Camden, New Jersey’s model for progress can be repeated.

Academic performance in Camden, New Jersey has come a remarkable way in the last five years. But from the start, the odds were against them. It’s among the state’s poorest school districts with around 95 percent of students qualifying for free or reduced-price meals. And in 2013, “only 1.4 percent of the city’s SAT-takers met the benchmark for college readiness” per The New York Times.

From then to today, “the dropout rate has been cut in half, and math and literacy scores have more than doubled over the past two years,” reports The 74 Million. And while their proficiency numbers (which have tripled from 2013) still have a ways to go to meet statewide averages, the district’s progress is undeniable.

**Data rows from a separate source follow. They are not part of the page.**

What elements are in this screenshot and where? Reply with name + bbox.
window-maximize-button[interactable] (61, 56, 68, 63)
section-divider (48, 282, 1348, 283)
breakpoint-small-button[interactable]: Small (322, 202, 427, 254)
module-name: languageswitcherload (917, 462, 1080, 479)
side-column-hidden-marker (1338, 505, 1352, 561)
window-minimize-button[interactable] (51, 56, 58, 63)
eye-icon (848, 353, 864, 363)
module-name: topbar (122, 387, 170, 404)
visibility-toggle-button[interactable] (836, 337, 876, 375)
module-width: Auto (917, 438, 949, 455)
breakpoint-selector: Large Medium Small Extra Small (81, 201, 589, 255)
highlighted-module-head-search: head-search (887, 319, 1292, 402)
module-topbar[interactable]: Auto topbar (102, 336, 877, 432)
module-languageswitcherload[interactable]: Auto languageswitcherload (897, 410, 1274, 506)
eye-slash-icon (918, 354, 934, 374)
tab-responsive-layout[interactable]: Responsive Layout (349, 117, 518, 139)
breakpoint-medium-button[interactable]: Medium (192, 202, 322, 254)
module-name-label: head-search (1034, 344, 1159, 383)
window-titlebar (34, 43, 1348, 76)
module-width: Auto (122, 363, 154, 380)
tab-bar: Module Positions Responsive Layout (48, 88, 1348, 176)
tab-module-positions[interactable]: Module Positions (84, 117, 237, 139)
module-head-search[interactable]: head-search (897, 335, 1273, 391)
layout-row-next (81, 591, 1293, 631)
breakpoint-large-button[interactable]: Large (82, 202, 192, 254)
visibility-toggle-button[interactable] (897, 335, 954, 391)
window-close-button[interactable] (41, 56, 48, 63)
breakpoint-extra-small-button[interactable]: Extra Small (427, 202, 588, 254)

A large force behind the turnaround is Paymon Rouhanifard, the district’s outgoing superintendent. His reforms started with a “portfolio model” mix of traditional public schools and public charters. At both, the programing has been about “building neighborhood schools” – whether they’re charters or not. “It’s not like choice for the sake of choice,” says Rouhanifard. Instead, Camden has focused on schools that work for its neighborhoods – addressing their unique challenges. That, in turn, attracts families to their schools and keeps students there, learning.

Takeaways from The 74 Million’s interview with Rouhanifard explain what has been key to Camden’s success – and provide a blueprint other districts can follow.

Camden’s model for academic growth:

  1. Fair, transparent access.
    Unlike some charter schools under fire for excluding minorities, Camden has placed a high priority on fair & transparent access in all their schools. There’s “a lot of intentionality that goes into maintaining our Camden enrollment program,” Rouhanifard says.The School Finder tool we at SchoolMint created for them has helped with that. As a one-stop website where parents can easily research all of the district’s schools and make informed decisions, School Finder is designed to level the playing field for all families, regardless of their resources. Fully multilingual to support English and Spanish speakers, the mobile-friendly platform reduces the traditional language and income barriers families face during the school enrollment process.
  2. Meet families where they are.
    In Camden, that means “wraparound support services like trauma-informed care and mental health clinics,” says Rouhanifard. And since 20% of low-income Americans only have internet access via smartphones, we’ve partnered with the district to make the entire enrollment experience for families in Camden – from research to application to registration to re-enrollment – mobile-friendly.Rouhanifard knows these measures “don’t necessarily lead to having test score gains overnight, but you’re absolutely doing what’s right by [the] community.”
  3. Unify, not divide.
    Rouhanifard actively engaged the community from all angles to build a broad base of support for the reforms. Today, traditional schools, charters, non-profits, and police are working together, and The New York Times notes by winning support in the traditional schools, Rouhanifard managed “transformation without the rancor that has frustrated change in other cities.”When different types of schools work together as one force in the community, it’s easier for families to engage with the school system – and the important tie between family engagement and academic progress goes without saying. We’ve partnered with Camden to develop a citywide Unified Enrollment System that brings their traditional and charter schools together under one single application and assignment process.

Despite the odds, Camden has made significant academic gains. And just as importantly, they’re doing right by their community to get there.